When the employment rate of Italian women – at the bottom of the European rankings – is equivalent to that of men, around 70 percent, he writes that discrimination in the workplace will finally have been overcome. Will the Pnrr have given us a hand?
The Pnrr aims to increase female employment by 4 percent by 2026, an increase that is not sufficient and which, moreover, risks not even being achieved: 30 percent of the jobs generated by the projects were to be reserved for women and young people , but a series of exceptions have been introduced as a result of which in 75 percent of cases the constraint is not respected today.

When I heard about the 4 percent target outlined for the Pnrr, I thought: it’s not possible! At that moment I definitively realized that we couldn’t wait any longer and that I too had to make a contribution: I developed the idea for the book from that moment. Our country needs to generate great pressure from below, exerted by everyone, including men. The State must put in place a major coherent and shared plan of reforms with clear objectives, which deal organically with the issues of work, care and birth rates. The strategy of small steps has brought little results: if we continue like this, fairness will come when we will all be dead.

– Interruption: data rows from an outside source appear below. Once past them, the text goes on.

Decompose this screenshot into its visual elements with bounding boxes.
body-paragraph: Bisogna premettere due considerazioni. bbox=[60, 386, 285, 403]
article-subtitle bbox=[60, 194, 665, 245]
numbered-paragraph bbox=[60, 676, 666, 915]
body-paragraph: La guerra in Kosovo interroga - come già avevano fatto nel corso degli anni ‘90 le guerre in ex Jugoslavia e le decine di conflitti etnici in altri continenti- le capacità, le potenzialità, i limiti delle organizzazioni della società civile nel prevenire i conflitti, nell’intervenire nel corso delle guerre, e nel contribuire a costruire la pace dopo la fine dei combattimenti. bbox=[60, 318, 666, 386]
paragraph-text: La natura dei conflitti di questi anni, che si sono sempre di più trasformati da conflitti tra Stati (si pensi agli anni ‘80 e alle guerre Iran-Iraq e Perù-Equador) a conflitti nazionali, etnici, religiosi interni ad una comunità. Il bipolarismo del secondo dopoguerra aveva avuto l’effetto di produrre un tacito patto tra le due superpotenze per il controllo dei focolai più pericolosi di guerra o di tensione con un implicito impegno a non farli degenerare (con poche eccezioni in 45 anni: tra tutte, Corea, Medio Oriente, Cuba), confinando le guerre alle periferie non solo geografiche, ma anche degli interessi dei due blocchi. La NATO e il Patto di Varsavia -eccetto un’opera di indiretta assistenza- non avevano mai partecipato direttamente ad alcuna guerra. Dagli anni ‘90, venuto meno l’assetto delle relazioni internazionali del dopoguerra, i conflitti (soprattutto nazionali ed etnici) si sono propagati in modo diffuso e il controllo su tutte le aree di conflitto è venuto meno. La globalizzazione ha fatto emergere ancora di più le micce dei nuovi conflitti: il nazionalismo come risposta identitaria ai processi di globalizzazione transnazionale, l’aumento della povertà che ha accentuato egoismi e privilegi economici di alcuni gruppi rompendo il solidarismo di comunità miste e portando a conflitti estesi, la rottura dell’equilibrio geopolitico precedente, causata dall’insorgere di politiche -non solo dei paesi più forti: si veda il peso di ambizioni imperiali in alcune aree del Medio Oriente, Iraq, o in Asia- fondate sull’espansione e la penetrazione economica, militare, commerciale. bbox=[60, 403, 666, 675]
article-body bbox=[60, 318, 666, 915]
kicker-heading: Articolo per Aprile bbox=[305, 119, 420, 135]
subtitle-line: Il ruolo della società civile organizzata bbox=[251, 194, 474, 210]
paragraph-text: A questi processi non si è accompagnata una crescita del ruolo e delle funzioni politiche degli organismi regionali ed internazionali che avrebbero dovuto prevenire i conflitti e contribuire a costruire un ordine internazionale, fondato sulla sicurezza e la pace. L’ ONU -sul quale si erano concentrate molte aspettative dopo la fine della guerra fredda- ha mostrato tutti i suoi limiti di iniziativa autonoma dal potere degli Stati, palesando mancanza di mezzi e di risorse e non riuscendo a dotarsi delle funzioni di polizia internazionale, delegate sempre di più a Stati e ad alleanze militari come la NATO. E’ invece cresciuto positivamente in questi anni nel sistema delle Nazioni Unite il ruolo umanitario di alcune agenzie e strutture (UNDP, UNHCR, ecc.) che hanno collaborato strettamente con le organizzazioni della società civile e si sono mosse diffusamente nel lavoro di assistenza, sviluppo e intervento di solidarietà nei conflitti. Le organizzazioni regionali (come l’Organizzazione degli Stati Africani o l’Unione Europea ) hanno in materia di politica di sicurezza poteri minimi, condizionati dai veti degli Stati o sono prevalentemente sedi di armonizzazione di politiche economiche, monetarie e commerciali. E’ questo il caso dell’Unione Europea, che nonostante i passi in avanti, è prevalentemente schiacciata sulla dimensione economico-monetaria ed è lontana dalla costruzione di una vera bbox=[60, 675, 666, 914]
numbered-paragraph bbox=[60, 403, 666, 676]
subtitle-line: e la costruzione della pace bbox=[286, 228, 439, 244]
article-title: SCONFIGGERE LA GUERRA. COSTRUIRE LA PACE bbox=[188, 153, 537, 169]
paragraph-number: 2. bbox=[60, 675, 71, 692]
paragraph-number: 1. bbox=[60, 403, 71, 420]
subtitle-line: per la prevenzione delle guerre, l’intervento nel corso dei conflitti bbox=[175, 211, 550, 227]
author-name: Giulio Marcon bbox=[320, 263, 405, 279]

In these thirty years, in which you have talked about women and work, have you ever felt that an important change was happening?
Yes, in 2011, when the Gulf-Moscow law, considered cutting-edge in many European countries, has imposed gender quotas on the boards of directors of listed companies. And before, in ’96, when there was a very strong convergence in Parliament between the representatives of several parties to approve the law which identified sexual violence as a crime against the person and no longer against morality. Transversal alliances always create the conditions to bring home stable results: I greatly appreciated the parliamentarians who put the public interest first, because then they were certainly not rewarded by their respective parties. Even today I feel new air: I think of the sea of ​​people who took to the streets last November 25th, including men.

She hopes for a less elitist feminism, which starts from the bottom.
I believe that women who have fought to break the glass ceiling, who have high levels of education and income and a strong awareness of equity issues should bring this awareness outside their respective narrow groups. We must indeed break the glass ceiling, which prevents the rise to the highest positions, but if we widened the concrete walls of the job market which today prevent half of us from accessing paid work, the ceiling would probably come down from Alone.